Seinen Ursprung hat der CSD in New York im Jahr 1969. Im Stadtviertel Greenwich Village wurde in der Bar Stonewall Inn ein Aufstand gemacht. Diese Zeit war durch die Straßenschlachten sowie gewalttätige Razzien gegen Homosexuelle geprägt. Um den ersten Jahrestag des Aufstandes zu feiern, wurde am 28. Juni 1970 das Christopher Street Liberation Day Committee gegründet. Bis heute feiert man am letzten Samstag des Juni in New York den Umzug. Inzwischen ist daraus eine internationale Tradition geworden.

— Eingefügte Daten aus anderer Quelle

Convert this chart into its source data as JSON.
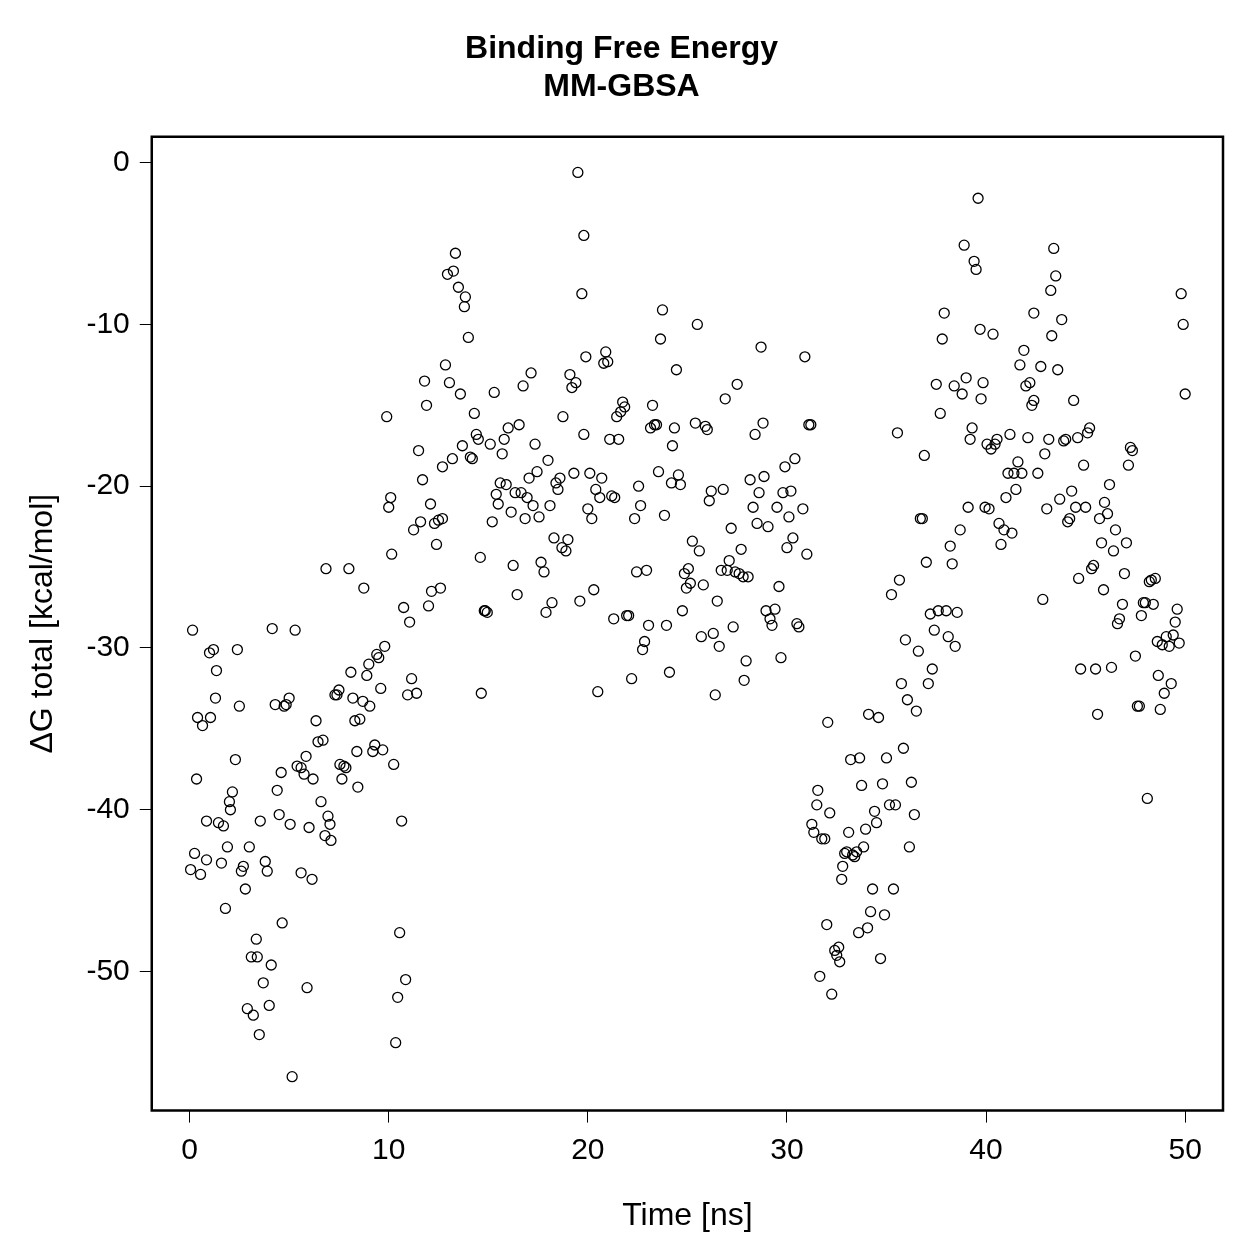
{
  "chart_data": {
    "type": "scatter",
    "title": "Binding Free Energy",
    "subtitle": "MM-GBSA",
    "xlabel": "Time [ns]",
    "ylabel": "ΔG total [kcal/mol]",
    "xlim": [
      -1.9,
      51.9
    ],
    "xticks": [
      0,
      10,
      20,
      30,
      40,
      50
    ],
    "ylim": [
      -58.6,
      1.6
    ],
    "yticks": [
      0,
      -10,
      -20,
      -30,
      -40,
      -50
    ],
    "grid": false,
    "legend": false,
    "marker": "circle",
    "series": [
      {
        "color": "#000000",
        "x": [
          0.15,
          0.05,
          0.25,
          0.4,
          0.35,
          0.55,
          0.65,
          0.85,
          0.85,
          1.0,
          1.2,
          1.05,
          1.35,
          1.3,
          1.45,
          1.6,
          1.7,
          1.8,
          1.9,
          2.0,
          2.05,
          2.15,
          2.3,
          2.4,
          2.5,
          2.6,
          2.7,
          2.8,
          2.9,
          3.0,
          3.1,
          3.2,
          3.35,
          3.4,
          3.5,
          3.55,
          3.7,
          3.8,
          3.9,
          4.0,
          4.1,
          4.15,
          4.3,
          4.4,
          4.5,
          4.6,
          4.65,
          4.75,
          4.85,
          5.0,
          5.05,
          5.15,
          5.3,
          5.4,
          5.6,
          5.6,
          5.75,
          5.85,
          5.9,
          6.0,
          6.15,
          6.2,
          6.35,
          6.45,
          6.6,
          6.7,
          6.8,
          6.85,
          6.95,
          7.05,
          7.1,
          7.3,
          7.4,
          7.5,
          7.55,
          7.65,
          7.75,
          7.85,
          8.0,
          8.1,
          8.2,
          8.3,
          8.4,
          8.45,
          8.55,
          8.7,
          8.75,
          8.9,
          9.0,
          9.05,
          9.2,
          9.3,
          9.4,
          9.5,
          9.6,
          9.7,
          9.8,
          9.9,
          10.0,
          10.1,
          10.15,
          10.25,
          10.35,
          10.45,
          10.55,
          10.65,
          10.75,
          10.85,
          10.95,
          11.05,
          11.15,
          11.25,
          11.4,
          11.5,
          11.6,
          11.7,
          11.8,
          11.9,
          12.0,
          12.1,
          12.15,
          12.3,
          12.4,
          12.5,
          12.6,
          12.7,
          12.7,
          12.85,
          12.95,
          13.05,
          13.2,
          13.25,
          13.35,
          13.5,
          13.6,
          13.7,
          13.8,
          13.85,
          14.0,
          14.1,
          14.2,
          14.3,
          14.4,
          14.5,
          14.6,
          14.65,
          14.8,
          14.85,
          14.95,
          15.1,
          15.2,
          15.3,
          15.4,
          15.5,
          15.6,
          15.7,
          15.8,
          15.9,
          16.0,
          16.15,
          16.25,
          16.35,
          16.45,
          16.55,
          16.65,
          16.75,
          16.85,
          16.95,
          17.05,
          17.15,
          17.25,
          17.35,
          17.45,
          17.55,
          17.65,
          17.8,
          17.9,
          18.0,
          18.1,
          18.2,
          18.3,
          18.4,
          18.5,
          18.6,
          18.7,
          18.75,
          18.9,
          19.0,
          19.1,
          19.2,
          19.3,
          19.4,
          19.5,
          19.6,
          19.7,
          19.8,
          19.8,
          19.9,
          20.0,
          20.1,
          20.2,
          20.3,
          20.4,
          20.5,
          20.6,
          20.7,
          20.8,
          20.9,
          21.0,
          21.1,
          21.2,
          21.3,
          21.35,
          21.45,
          21.55,
          21.65,
          21.75,
          21.85,
          21.95,
          22.05,
          22.2,
          22.35,
          22.45,
          22.55,
          22.65,
          22.75,
          22.85,
          22.95,
          23.05,
          23.15,
          23.25,
          23.35,
          23.45,
          23.55,
          23.65,
          23.75,
          23.85,
          23.95,
          24.1,
          24.2,
          24.25,
          24.35,
          24.45,
          24.55,
          24.65,
          24.75,
          24.85,
          24.95,
          25.05,
          25.15,
          25.25,
          25.4,
          25.5,
          25.6,
          25.7,
          25.8,
          25.9,
          26.0,
          26.1,
          26.2,
          26.3,
          26.4,
          26.5,
          26.6,
          26.7,
          26.8,
          26.9,
          27.0,
          27.1,
          27.2,
          27.3,
          27.4,
          27.5,
          27.6,
          27.7,
          27.8,
          27.85,
          27.95,
          28.05,
          28.15,
          28.3,
          28.4,
          28.5,
          28.6,
          28.7,
          28.8,
          28.85,
          28.95,
          29.05,
          29.15,
          29.25,
          29.4,
          29.5,
          29.6,
          29.7,
          29.8,
          29.9,
          30.0,
          30.1,
          30.2,
          30.3,
          30.4,
          30.5,
          30.6,
          30.8,
          30.9,
          31.0,
          31.1,
          31.2,
          31.25,
          31.35,
          31.5,
          31.55,
          31.65,
          31.75,
          31.9,
          32.0,
          32.05,
          32.15,
          32.25,
          32.4,
          32.5,
          32.6,
          32.65,
          32.75,
          32.8,
          32.9,
          33.0,
          33.1,
          33.2,
          33.3,
          33.4,
          33.5,
          33.6,
          33.65,
          33.75,
          33.85,
          33.95,
          34.05,
          34.1,
          34.2,
          34.3,
          34.4,
          34.5,
          34.6,
          34.7,
          34.8,
          34.9,
          35.0,
          35.15,
          35.25,
          35.35,
          35.45,
          35.55,
          35.65,
          35.75,
          35.85,
          35.95,
          36.05,
          36.15,
          36.25,
          36.4,
          36.5,
          36.6,
          36.7,
          36.8,
          36.9,
          37.0,
          37.1,
          37.2,
          37.3,
          37.4,
          37.5,
          37.6,
          37.7,
          37.8,
          37.9,
          38.0,
          38.1,
          38.2,
          38.3,
          38.4,
          38.45,
          38.55,
          38.7,
          38.8,
          38.9,
          39.0,
          39.1,
          39.2,
          39.3,
          39.4,
          39.5,
          39.6,
          39.7,
          39.75,
          39.85,
          39.95,
          40.05,
          40.15,
          40.25,
          40.35,
          40.45,
          40.55,
          40.65,
          40.75,
          40.9,
          41.0,
          41.1,
          41.2,
          41.3,
          41.4,
          41.5,
          41.6,
          41.7,
          41.8,
          41.9,
          42.0,
          42.1,
          42.2,
          42.3,
          42.4,
          42.4,
          42.6,
          42.75,
          42.85,
          42.95,
          43.05,
          43.15,
          43.25,
          43.3,
          43.4,
          43.5,
          43.6,
          43.7,
          43.8,
          43.9,
          44.0,
          44.1,
          44.2,
          44.3,
          44.4,
          44.5,
          44.6,
          44.65,
          44.75,
          44.9,
          45.0,
          45.1,
          45.2,
          45.3,
          45.4,
          45.5,
          45.6,
          45.7,
          45.8,
          45.9,
          45.95,
          46.1,
          46.2,
          46.3,
          46.4,
          46.5,
          46.6,
          46.7,
          46.85,
          46.95,
          47.05,
          47.15,
          47.25,
          47.35,
          47.5,
          47.6,
          47.7,
          47.8,
          47.9,
          48.0,
          48.1,
          48.2,
          48.3,
          48.4,
          48.5,
          48.6,
          48.65,
          48.75,
          48.85,
          48.95,
          49.05,
          49.2,
          49.3,
          49.4,
          49.5,
          49.6,
          49.7,
          49.8,
          49.9,
          50.0
        ],
        "values": [
          -28.9,
          -43.7,
          -42.7,
          -34.3,
          -38.1,
          -44.0,
          -34.8,
          -43.1,
          -40.7,
          -30.3,
          -30.1,
          -34.3,
          -31.4,
          -33.1,
          -40.8,
          -43.3,
          -41.0,
          -46.1,
          -42.3,
          -39.5,
          -40.0,
          -38.9,
          -36.9,
          -30.1,
          -33.6,
          -43.8,
          -43.5,
          -44.9,
          -52.3,
          -42.3,
          -49.1,
          -52.7,
          -48.0,
          -49.1,
          -53.9,
          -40.7,
          -50.7,
          -43.2,
          -43.8,
          -52.1,
          -49.6,
          -28.8,
          -33.5,
          -38.8,
          -40.3,
          -37.7,
          -47.0,
          -33.6,
          -33.5,
          -33.1,
          -40.9,
          -56.5,
          -28.9,
          -37.3,
          -37.4,
          -43.9,
          -37.8,
          -36.7,
          -51.0,
          -41.1,
          -44.3,
          -38.1,
          -34.5,
          -35.8,
          -39.5,
          -35.7,
          -41.6,
          -25.1,
          -40.4,
          -40.9,
          -41.9,
          -32.9,
          -32.9,
          -32.6,
          -37.2,
          -38.1,
          -37.3,
          -37.4,
          -25.1,
          -31.5,
          -33.1,
          -34.5,
          -36.4,
          -38.6,
          -34.4,
          -33.3,
          -26.3,
          -31.7,
          -31.0,
          -33.6,
          -36.4,
          -36.0,
          -30.4,
          -30.6,
          -32.5,
          -36.3,
          -29.9,
          -15.7,
          -21.3,
          -20.7,
          -24.2,
          -37.2,
          -54.4,
          -51.6,
          -47.6,
          -40.7,
          -27.5,
          -50.5,
          -32.9,
          -28.4,
          -31.9,
          -22.7,
          -32.8,
          -17.8,
          -22.2,
          -19.6,
          -13.5,
          -15.0,
          -27.4,
          -21.1,
          -26.5,
          -22.3,
          -23.6,
          -22.1,
          -26.3,
          -22.0,
          -18.8,
          -12.5,
          -6.9,
          -13.6,
          -18.3,
          -6.7,
          -5.6,
          -7.7,
          -14.3,
          -17.5,
          -8.9,
          -8.3,
          -10.8,
          -18.2,
          -18.3,
          -15.5,
          -16.8,
          -17.1,
          -24.4,
          -32.8,
          -27.7,
          -27.7,
          -27.8,
          -17.4,
          -22.2,
          -14.2,
          -20.5,
          -21.1,
          -19.8,
          -18.0,
          -17.1,
          -19.9,
          -16.4,
          -21.6,
          -24.9,
          -20.4,
          -26.7,
          -16.2,
          -20.4,
          -13.8,
          -22.0,
          -20.7,
          -19.5,
          -13.0,
          -21.2,
          -17.4,
          -19.1,
          -21.9,
          -24.7,
          -25.3,
          -27.8,
          -18.4,
          -21.2,
          -27.2,
          -23.2,
          -19.8,
          -20.2,
          -19.5,
          -23.8,
          -15.7,
          -24.0,
          -23.3,
          -13.1,
          -13.9,
          -19.2,
          -13.6,
          -0.6,
          -27.1,
          -8.1,
          -16.8,
          -4.5,
          -12.0,
          -21.4,
          -19.2,
          -22.0,
          -26.4,
          -20.2,
          -32.7,
          -20.7,
          -19.5,
          -12.4,
          -11.7,
          -12.3,
          -17.1,
          -20.6,
          -28.2,
          -20.7,
          -15.7,
          -17.1,
          -15.4,
          -14.8,
          -15.1,
          -28.0,
          -28.0,
          -31.9,
          -22.0,
          -25.3,
          -20.0,
          -21.2,
          -30.1,
          -29.6,
          -25.2,
          -28.6,
          -16.4,
          -15.0,
          -16.2,
          -16.2,
          -19.1,
          -10.9,
          -9.1,
          -21.8,
          -28.6,
          -31.5,
          -19.8,
          -17.5,
          -16.4,
          -12.8,
          -19.3,
          -19.9,
          -27.7,
          -25.4,
          -26.3,
          -25.1,
          -26.0,
          -23.4,
          -16.1,
          -10.0,
          -24.0,
          -29.3,
          -26.1,
          -16.3,
          -16.5,
          -20.9,
          -20.3,
          -29.1,
          -32.9,
          -27.1,
          -29.9,
          -25.2,
          -20.2,
          -14.6,
          -25.2,
          -24.6,
          -22.6,
          -28.7,
          -25.3,
          -13.7,
          -25.4,
          -23.9,
          -25.6,
          -32.0,
          -30.8,
          -25.6,
          -19.6,
          -21.3,
          -16.8,
          -22.3,
          -20.4,
          -11.4,
          -16.1,
          -19.4,
          -27.7,
          -22.5,
          -28.2,
          -28.6,
          -27.6,
          -21.3,
          -26.2,
          -30.6,
          -20.4,
          -18.8,
          -23.8,
          -21.9,
          -20.3,
          -23.2,
          -18.3,
          -28.5,
          -28.7,
          -21.4,
          -12.0,
          -24.2,
          -16.2,
          -16.2,
          -40.9,
          -41.4,
          -39.7,
          -38.8,
          -50.3,
          -41.8,
          -41.8,
          -47.1,
          -34.6,
          -40.2,
          -51.4,
          -48.7,
          -49.0,
          -48.5,
          -49.4,
          -44.3,
          -43.5,
          -42.7,
          -42.6,
          -41.4,
          -36.9,
          -42.8,
          -42.9,
          -42.6,
          -47.6,
          -36.8,
          -38.5,
          -42.3,
          -41.2,
          -47.3,
          -34.1,
          -46.3,
          -44.9,
          -40.1,
          -40.8,
          -34.3,
          -49.2,
          -38.4,
          -46.5,
          -36.8,
          -39.7,
          -26.7,
          -44.9,
          -39.7,
          -16.7,
          -25.8,
          -32.2,
          -36.2,
          -29.5,
          -33.2,
          -42.3,
          -38.3,
          -40.3,
          -33.9,
          -30.2,
          -22.0,
          -22.0,
          -18.1,
          -24.7,
          -32.2,
          -27.9,
          -31.3,
          -28.9,
          -13.7,
          -27.7,
          -15.5,
          -10.9,
          -9.3,
          -27.7,
          -29.3,
          -23.7,
          -24.8,
          -13.8,
          -29.9,
          -27.8,
          -22.7,
          -14.3,
          -5.1,
          -13.3,
          -21.3,
          -17.1,
          -16.4,
          -6.1,
          -6.6,
          -2.2,
          -10.3,
          -14.6,
          -13.6,
          -21.3,
          -17.4,
          -21.4,
          -17.7,
          -10.6,
          -17.4,
          -17.1,
          -22.3,
          -23.6,
          -22.7,
          -20.7,
          -19.2,
          -16.8,
          -22.9,
          -19.2,
          -20.2,
          -18.5,
          -12.5,
          -19.2,
          -11.6,
          -13.8,
          -17.0,
          -13.6,
          -15.0,
          -14.7,
          -9.3,
          -19.2,
          -12.6,
          -27.0,
          -18.0,
          -21.4,
          -17.1,
          -7.9,
          -10.7,
          -5.3,
          -7.0,
          -12.8,
          -20.8,
          -9.7,
          -17.2,
          -17.1,
          -22.2,
          -22.0,
          -20.3,
          -14.7,
          -21.3,
          -17.0,
          -25.7,
          -31.3,
          -18.7,
          -21.3,
          -16.7,
          -16.4,
          -25.1,
          -24.9,
          -31.3,
          -34.1,
          -22.0,
          -23.5,
          -26.4,
          -21.0,
          -21.7,
          -19.9,
          -31.2,
          -24.0,
          -22.7,
          -28.5,
          -28.2,
          -27.3,
          -25.4,
          -23.5,
          -18.7,
          -17.6,
          -17.8,
          -30.5,
          -33.6,
          -33.6,
          -28.0,
          -27.2,
          -27.2,
          -39.3,
          -25.9,
          -25.8,
          -27.3,
          -25.7,
          -29.6,
          -31.7,
          -33.8,
          -29.8,
          -32.8,
          -29.3,
          -29.9,
          -32.2,
          -29.2,
          -28.4,
          -27.6,
          -29.7,
          -8.1,
          -10.0,
          -14.3
        ]
      }
    ]
  }
}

In Deutschland findet der Umzug in Berlin und Köln, aber auch in anderen Großstädten statt. Auch deutsche Prominente nehmen an der Feier teil. Zu den bekanntesten zählen Bundesaußenminister Joschka Fischer, die Bundesministerin Renate Künast sowie unter anderem der regierende Bürgermeister von Berlin Klaus Wowereit.

Der CSD in Deutschland ist aber auf verschiedene Daten zwischen Juni und August verteilt. Im Jahr 2002 konnte die Parade in Köln in Zusammenlegung mit dem Rosenmontag sich über 1,2 Millionen Besucher freuen. Die Beteiligten demonstrieren oft provozierend wie stolz sie auf ihre sexuelle Ausrichtung sind.

Nicht zuletzt Philosophen, sondern auch andere Kritiker bedauerten sich in letzter Zeit von dem Christopher Street Day und warfen ihm die zunehmende Kommerzialisierung und Ignoranz gegenüber Rassismus und doppelter Diskriminierung von homosexuellen Migranten.